What’s the vibe?
The venerable but ever youthful Thorpe Park is an amusement park low on frills but heavy on thrills. The relatively compact attraction, found between Staines and Chertsey, has some cool themed sub areas – the Roswell-style alien abduction area is worth a visit even if you’re not brave enough to tackle its sole ride, The Swarm – but on the whole it’s pretty no nonsense, with little in the way of memorable multi-ride larger zones.
Is it worth visiting?
What Thorpe Park really has going for it is rollercoasters: a veritable arsenal of them, many UK record breakers. On the gentler end you have the bends and twists of the old school Flying Fish, a modified version of Space Station Zero, the park’s first ever rollercoaster, which originally opened in 1984. At the decidedly more thrill seeker side of the spectrum you have Stealth, which was the fastest coaster in the country until May 2024, when its crown was stolen by Thorpe Park’s newest attraction Hyperia (which is, for good measure, also the tallest rollercoaster in the UK).
What’s the age range?
Although relatively young children can technically ride most of the coasters (the height requirement for Hyperia is a modest 130cm), there’s no denying that Thorpe Park is aimed at a more teen/adult audience than, say, Legoland or Chessington.
That said, while my primary school-aged kids wouldn’t touch the more death defying rides with a barge pole, they still had a lot of fun: the Flying Fish is genuinely a perfect starter coaster and they happily went on it three times. Elsewhere the water rides went down a treat: Tidal Wave is an old school log flume whose main USP is a virtual guarantee that you’ll get soaked to the bone; Depth Charge is a short but sweet water slide; Storm Surge is a spinning rapids ride that puts you in big round pods that drift and spin down a giant watercourse in pleasing fashion.
If you don’t want to spend your time at Thorpe Park whimpering your way though a succession of death defying horror coasters then there’s still a fun day out for you (with limited queues!), it’s just not quite the USP.
The highlights
Fortunately I had the opportunity to ditch my family for a bit and mainline a succession of coasters. Hyperia remains the biggie. There is a lot of talk of weightlessness in the bumph for it, and I guess if you’ve ever wondered what it might feel like to drop headfirst out of a plane with no parachute then Hyperia gives you a good idea, with a succession of virtually vertical drops that kind of make it feel like an ungodly tower drop/coaster hybrid. It’s a truly remarkable experience but once was definitely enough.

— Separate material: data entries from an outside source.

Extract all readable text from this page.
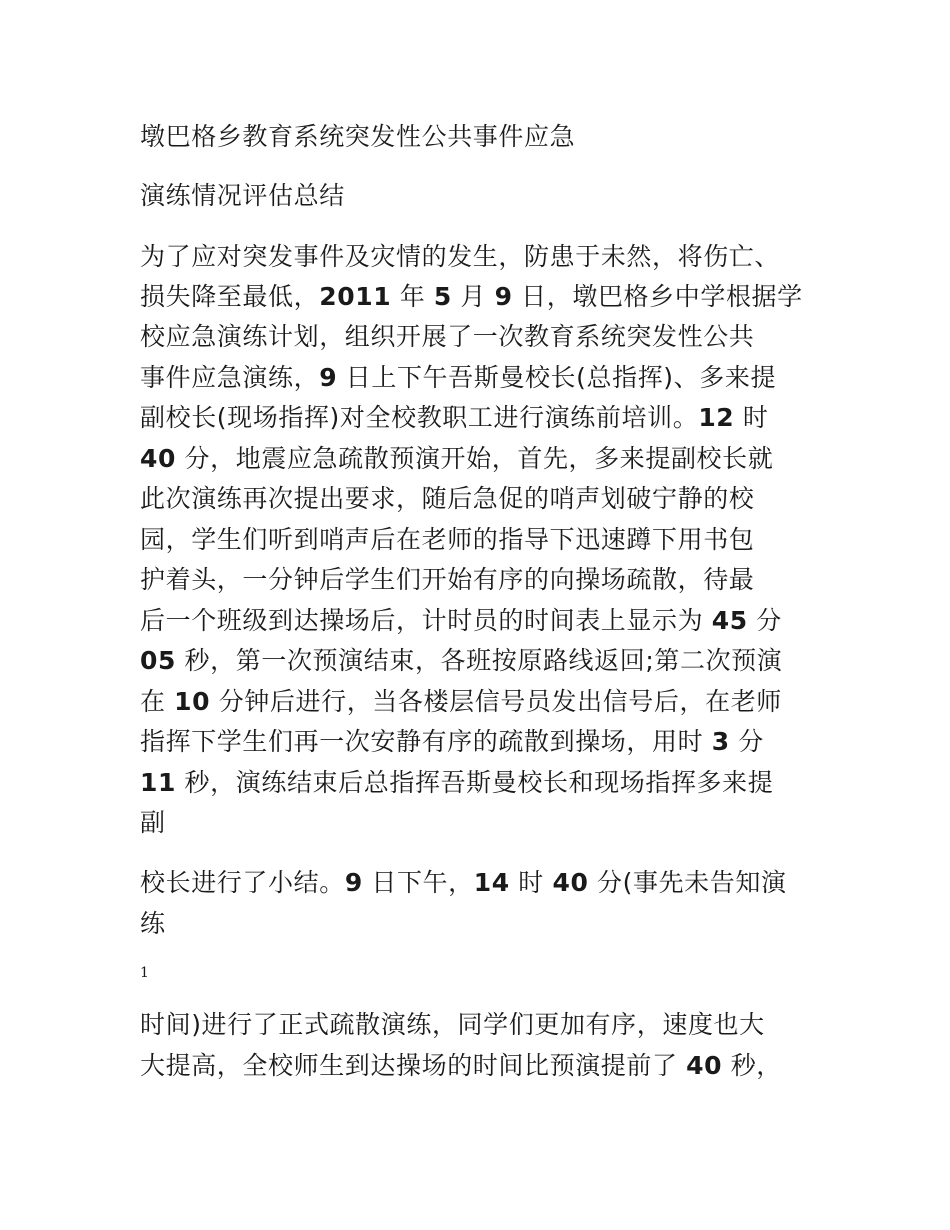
墩巴格乡教育系统突发性公共事件应急
演练情况评估总结
为了应对突发事件及灾情的发生，防患于未然，将伤亡、
损失降至最低，2011 年 5 月 9 日，墩巴格乡中学根据学
校应急演练计划，组织开展了一次教育系统突发性公共
事件应急演练，9 日上下午吾斯曼校长(总指挥)、多来提
副校长(现场指挥)对全校教职工进行演练前培训。12 时
40 分，地震应急疏散预演开始，首先，多来提副校长就
此次演练再次提出要求，随后急促的哨声划破宁静的校
园，学生们听到哨声后在老师的指导下迅速蹲下用书包
护着头，一分钟后学生们开始有序的向操场疏散，待最
后一个班级到达操场后，计时员的时间表上显示为 45 分
05 秒，第一次预演结束，各班按原路线返回;第二次预演
在 10 分钟后进行，当各楼层信号员发出信号后，在老师
指挥下学生们再一次安静有序的疏散到操场，用时 3 分
11 秒，演练结束后总指挥吾斯曼校长和现场指挥多来提
副
校长进行了小结。9 日下午，14 时 40 分(事先未告知演
练
1
时间)进行了正式疏散演练，同学们更加有序，速度也大
大提高，全校师生到达操场的时间比预演提前了 40 秒，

I went on Saw the Ride with middling expectations, purely because it’s next to Hyperia, but actually its tie in with the big-in-the-‘00s horror franchise (it opened in 2009) is pretty glancing and it’s a fun indoor-outdoor coaster with an absolutely terrifying vertical ascent.
My favourite, though, was The Swarm - aside from having by far the coolest themed area in the park, the wing rollercoaster is just an incredible ride, with various loops and twists but mostly a sense of incredible acceleration and speed that I found genuinely exhilarating, a real enjoyable thrill, not simply a terrifying challenge to pit myself against.
There are slicker, fancier theme parks out there, but if your priorities are an endless succession of white knuckle thrill rides, Thorpe Park has you covered.
Price: Early bird tickets cost £29 and you can get a free return visit.
Address: Staines Rd, Chertsey KT16 8PN
How to get there: Get a 40-minute train from Waterloo to Staines followed by a short bus ride to the park.
Open dates: Reopens March 28th and open daily until mid-November.
Age range: Thorpe Park is recommended for ages 8 and upwards. All children under the age of 12 need to be accompanied by an adult. Children under 1.2 metres go free.